Quanto vale o amor paterno?
Quem tem pai sabe: nada substitui o carinho, o amor, a palavra amiga e de apoio e mesmo a reprimenda na medida certa da transgressão a ser corrigida. Meu pai sempre foi excelente provedor e, eventualmente, tenho a fantasia de somar e corrigir todos os gastos realizados com educação, alimentação, transporte e moradia durante os 20 anos em que dependi dele, transformar em moeda corrente e devolver-lhe tudo. Isso porque o meu pai sempre colocou o dinheiro acima de todas as relações. Para ele era mais importante ter do que ser. Sei que era essa a obrigação dele, mas eventualmente me esqueço disso.
Talvez por isso eu sinta tanta dificuldade de me pensar nesses termos: quanto valeria o amor dele por mim? Se ele não tivesse demonstrado da forma financeira todo o sentimento que sempre teve pelos filhos, como poderia compensar? Como poderia quantificar monetariamente a ausência e assim retribuir? Acho impossível.
Contudo, não há como ser contra uma decisão que pune o pai faltoso. Não era obrigação dele colocar uma criança a mais no planeta, ainda mais na atualidade, com a quantidade de métodos de controle contraceptivos disponíveis no mercado. Mas uma vez concebido, estabelece-se a obrigação constitucional de suprir a criança de meios de sobrevivência, educação e conforto compatíveis com as possibilidades parentais. É o que reza o art. 227 da Constituição Federal, in verbis:
“Art. 227. É dever da família, da sociedade e do Estado assegurar à criança e ao adolescente, com absoluta prioridade, o direito à vida, à saúde, à alimentação, à educação, ao lazer, à profissionalização, à cultura, à dignidade, ao respeito, à liberdade e à convivência familiar e comunitária, além de colocá-los a salvo de toda forma de negligência, discriminação, exploração, violência, crueldade e opressão.”

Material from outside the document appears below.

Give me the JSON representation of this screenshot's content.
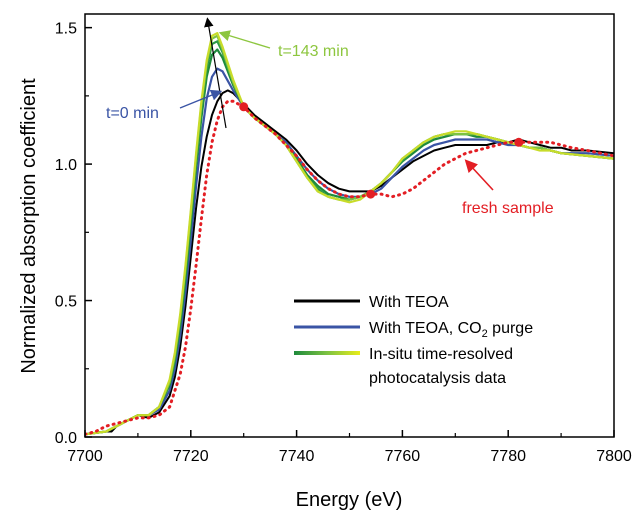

Como se pode verificar do texto aprovado em 1988, a obrigação é de todos, mas o início do texto enfatiza que, em primeiro lugar, cabe à família prover vida, saúde, alimentação etc. Caso essa falte, aí pode entrar, em socorro do infante, a sociedade e só à falta dessa, o Estado, que por natureza é despersonalizado e cruel, sendo, portanto, a pior opção de criação.
Ao final do artigo, são colocados deveres mais morais, pertencentes ao campo mais subjetivo, consubstanciados na proteção contra negligência, discriminação, exploração, violência, crueldade e opressão. Isso talvez seja o mais próximo que o legislador possa chegar do que se entende normalmente por amor, já que amor é sentimento e não se traduz em palavras, mas em ações efetivas. Quem ama protege e, principalmente, dá carinho.
Daí, do ponto de vista legal, sou plenamente favorável à imposição, pelo poder judiciário, de retribuição pecuniária pela falta de amor. Por outra via, compreendo que a compensação financeira jamais poderá corrigir o erro e suprir a falta do amor paterno, cuja busca poderá ser inglória e frustrante, mas sempre causará grande comoção no psicológico.